80 anni fa morivano Erminio Bolpin e i soldati della Acqui
Carlo è nato il 20 settembre 1943, due giorni prima che il papà Erminio Bolpin venisse ucciso dai nazisti, insieme a tremila soldati italiani della Divisione Acqui: «Lui non ha mai saputo della mia nascita».
E Carlo, la mamma e i familiari hanno fatto di tutto per ricostruire quella tragica vicenda, di cui quest’anno ricorrono gli ottant’anni, per dare sostanza alla memoria familiare e per tramandare i valori legati al loro congiunto e alla sua dolorosa vicenda, oltre alla condanna dei disvalori che portarono a quel massacro.
È l’eccidio di Cefalonia e Corfù. In seguito all’armistizio dell’8 settembre 1943, tra il 14 e il 22 settembre la guarnigione italiana si oppose al disarmo che i tedeschi volevano imporre, ma le forze erano impari, gli alleati non intervennero per dare una mano e il momento era confuso. I nazisti uccisero, appunto, circa tremila militari in combattimento; poi ammazzarono altri cinquemila superstiti, costretti alla resa.
«Mio papà Erminio Bolpin, nato nel 1917 a Venezia – afferma Carlo, presidente dell’associazione Divisione Acqui Sezione di Venezia e Padova – fu prima mandato a Merano per l’addestramento e successivamente a Cefalonia e Corfù. Lì era diventato caporal maggiore ma essendo in isole pacifiche non ha mai dovuto combattere».
Le notizie riguardo la sua morte non sono certe, in quanto la vicenda fu raccontata in molte versioni, ma secondo il cappellano militare che ha fatto delle ricerche sui caduti, sembra che sia caduto il 22 settembre. In quei momenti non sapevano che la battaglia era finita e, scendendo dalla montagna per raggiungere il comando, vennero fucilati dai tedeschi sul campo.

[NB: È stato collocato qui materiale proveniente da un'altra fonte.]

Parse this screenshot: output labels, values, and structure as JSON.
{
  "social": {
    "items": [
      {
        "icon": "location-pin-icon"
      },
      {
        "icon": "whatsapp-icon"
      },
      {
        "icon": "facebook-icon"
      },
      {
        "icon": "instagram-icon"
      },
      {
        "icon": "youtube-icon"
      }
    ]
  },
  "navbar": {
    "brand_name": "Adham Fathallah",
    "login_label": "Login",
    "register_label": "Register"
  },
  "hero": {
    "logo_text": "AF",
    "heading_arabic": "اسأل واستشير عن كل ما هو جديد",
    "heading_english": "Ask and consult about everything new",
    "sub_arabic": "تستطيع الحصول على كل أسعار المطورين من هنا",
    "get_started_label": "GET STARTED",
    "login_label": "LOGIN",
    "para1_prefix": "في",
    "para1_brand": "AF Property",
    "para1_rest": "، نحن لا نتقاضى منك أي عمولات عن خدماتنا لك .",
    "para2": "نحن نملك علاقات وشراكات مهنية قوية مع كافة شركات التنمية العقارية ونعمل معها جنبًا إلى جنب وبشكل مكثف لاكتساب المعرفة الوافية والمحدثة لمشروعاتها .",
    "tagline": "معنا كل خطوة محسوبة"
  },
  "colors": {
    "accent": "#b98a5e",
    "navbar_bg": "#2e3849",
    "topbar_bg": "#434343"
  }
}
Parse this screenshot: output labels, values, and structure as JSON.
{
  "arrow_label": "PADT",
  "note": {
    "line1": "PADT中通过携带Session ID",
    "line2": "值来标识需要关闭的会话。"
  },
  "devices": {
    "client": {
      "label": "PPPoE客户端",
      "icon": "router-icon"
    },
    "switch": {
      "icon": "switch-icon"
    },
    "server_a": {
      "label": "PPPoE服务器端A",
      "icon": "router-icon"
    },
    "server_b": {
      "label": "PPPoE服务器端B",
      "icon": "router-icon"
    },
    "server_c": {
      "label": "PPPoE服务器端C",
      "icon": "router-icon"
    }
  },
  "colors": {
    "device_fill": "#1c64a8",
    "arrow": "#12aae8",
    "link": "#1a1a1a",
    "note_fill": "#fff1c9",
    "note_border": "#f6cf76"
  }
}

«Io sono nato pochi giorni prima della sua morte, il 20 settembre – continua Carlo – quindi lui non ha mai saputo della mia nascita. Mia mamma e i miei zii hanno fatto ricerche telefonando ai soldati superstiti e mettendo annunci sul Gazzettino, ma non c’è stato niente da fare. Mia mamma, Maria Giubelli, è morta a 90 anni: per una vita ha aspettato il suo ritorno a casa».
L’associazione Nazionale Divisione Acqui nasce subito dopo la vicenda. I reduci e i familiari dei caduti della Divisione vogliono mantenere la memoria attraverso la vita dell’associazione stessa e oggi intendono tramandarne la gestione a figli e nipoti. Si lavora a un arricchimento con interviste ai testimoni e ai loro eredi e le ricerche conducono a nuove scoperte per inquadrare la vicenda storicamente. Ma non solo. Per capire le condizioni e i sentimenti che portarono i soldati a non cedere le armi ai tedeschi, si sta svolgendo una indagine sulle lettere scritte dai militari.
Quel che si sa è che nonostante un’educazione fascista fin dai primi anni di vita, i soldati italiani decisero, dopo l’8 settembre, di rifiutare un’ideologia di guerra per sceglierne una pacifica. Probabilmente operando a lungo in un’isola pacifica le loro idee di gioventù furono smontate. Da un’educazione imposta presero in mano la loro coscienza.
Per gli ottant’anni dalla tragica vicenda si stanno organizzando importanti eventi nazionali e internazionali. A livello nazionale, per esempio, ci sarà un collegamento video tra Edith Bruck, testimone ebrea della Shoah, e una cinquantina di scuole. Inoltre, si sta svolgendo una ricerca sui prigionieri dell’Acqui mandati nei lager. «Questa è una pagina poco ricordata – rileva Carlo Bolpin – ma essi venivano trattati peggio rispetto agli altri prigionieri perché erano considerati traditori tedeschi. La percentuale dei morti dell’Acqui nei lager è maggiore rispetto agli altri soldati. Nella nostra sezione invece – conclude Carlo Bolpin – porteremo avanti questa attività di recupero delle lettere, possibilmente realizzando anche un video».